Advancements in Gold-Based Complexes for Cancer Treatment: Key Insights

Introduction

Cancer remains a significant global health challenge, necessitating novel treatment strategies. Among various approaches, metal-based compounds like gold complexes have emerged as promising alternatives to conventional chemotherapeutic agents like cisplatin. These complexes exhibit unique properties, including enhanced stability, solubility, and lower toxicity. This article focuses on the synthesis and characterization of four novel gold(I) complexes and their potential as anticancer agents.

Key Findings

Synthesis and Composition: Four mononuclear gold(I) complexes were synthesized using various organophosphine ligands:

• PTA (1)
• PPh3 (2)
• PPh2(C6H4-3-SO3Na) (3)
• PPh2(2-py) (4)

These were prepared through scission reactions of a dinuclear gold compound or transmetalation reactions.

Superior Potency of Complex 1: Among the synthesized compounds, Complex 1, featuring a PTA ligand, demonstrated exceptional potency against various cancer cell lines. This included cervical (HeLa), prostate (PC-3), lung adenocarcinoma (A549), and fibrosarcoma (HT-1080) cells, with IC50 values ranging from 0.08 to 3.5 μM.

Comparison with Cisplatin: Complex 1 showed significantly enhanced anticancer activity compared to cisplatin:

• 27-fold higher potency against cervical cancer cells.
• 3.5- to 7.5-fold improved activity against prostate and fibrosarcoma cancer cells.

Selective Cytotoxicity: Complex 1 was 3 times more selective for cervical cancer cells over non-cancerous HEK-293 cells, indicating its potential for targeted therapy.

Mechanism of Action: The efficacy of Complex 1 stems from:

• Inhibition of thioredoxin reductase, leading to the accumulation of reactive oxygen species (ROS).
• Induction of apoptosis and cell cycle arrest in cancer cells.

Antiangiogenic Properties: Complex 1 demonstrated significant antiangiogenic activity in transgenic zebrafish models, reducing new blood vessel formation—a crucial factor in tumor progression.

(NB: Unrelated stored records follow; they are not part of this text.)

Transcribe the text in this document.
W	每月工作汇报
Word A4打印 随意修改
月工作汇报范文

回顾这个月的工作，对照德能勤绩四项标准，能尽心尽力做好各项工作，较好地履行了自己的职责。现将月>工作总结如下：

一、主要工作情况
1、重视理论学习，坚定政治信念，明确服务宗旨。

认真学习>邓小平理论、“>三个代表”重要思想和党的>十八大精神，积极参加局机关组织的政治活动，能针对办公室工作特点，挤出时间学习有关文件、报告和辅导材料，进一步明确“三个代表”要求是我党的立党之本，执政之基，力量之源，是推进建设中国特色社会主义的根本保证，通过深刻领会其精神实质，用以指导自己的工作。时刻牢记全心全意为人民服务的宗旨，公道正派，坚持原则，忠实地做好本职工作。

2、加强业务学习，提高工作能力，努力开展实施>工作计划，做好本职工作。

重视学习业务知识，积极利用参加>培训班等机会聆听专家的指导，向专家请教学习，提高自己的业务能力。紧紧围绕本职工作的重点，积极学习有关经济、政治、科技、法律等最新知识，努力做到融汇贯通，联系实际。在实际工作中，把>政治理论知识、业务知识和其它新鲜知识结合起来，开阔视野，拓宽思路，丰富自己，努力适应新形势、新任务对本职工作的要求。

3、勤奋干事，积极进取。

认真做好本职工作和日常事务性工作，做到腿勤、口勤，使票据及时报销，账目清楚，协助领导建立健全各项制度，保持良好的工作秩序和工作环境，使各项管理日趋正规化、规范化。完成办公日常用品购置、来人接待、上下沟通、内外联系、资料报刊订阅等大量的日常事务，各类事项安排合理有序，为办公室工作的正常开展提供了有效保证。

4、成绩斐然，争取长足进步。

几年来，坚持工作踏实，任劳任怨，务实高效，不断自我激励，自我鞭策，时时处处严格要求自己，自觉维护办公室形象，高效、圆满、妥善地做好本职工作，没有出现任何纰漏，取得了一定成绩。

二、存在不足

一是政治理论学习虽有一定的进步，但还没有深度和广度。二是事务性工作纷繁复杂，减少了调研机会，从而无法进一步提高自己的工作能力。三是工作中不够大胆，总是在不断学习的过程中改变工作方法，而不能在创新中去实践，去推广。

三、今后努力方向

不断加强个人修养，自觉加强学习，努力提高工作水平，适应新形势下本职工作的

In Vivo Efficacy: In a mouse cervical cancer xenograft model, Complex 1 inhibited tumor growth by 82%, vastly outperforming cisplatin, which showed a 29% inhibition rate.

Conclusion

This study highlights the immense potential of gold(I) complexes, particularly Complex 1, as next-generation antitumor agents. Its superior efficacy, reduced toxicity, and targeted action present a compelling alternative to existing chemotherapeutics like cisplatin. These findings pave the way for further exploration of gold-based therapies in oncology.

Reference:

Reddy, T. S., Privér, S. H., Ojha, R., Mirzadeh, N., Velma, G. R., Jakku, R. K., ... & Bhargava, S. K. (2024). Gold (I) Complexes of the Type [AuL {κC-2-C6H4P (S) Ph2}][L= PTA, PPh3, PPh2 (C6H4-3-SO3Na) and PPh2 (2-py)]: Synthesis, Characterisation, Crystal Structures, and In Vitro and In Vivo Anticancer Properties. European Journal of Medicinal Chemistry, 117007.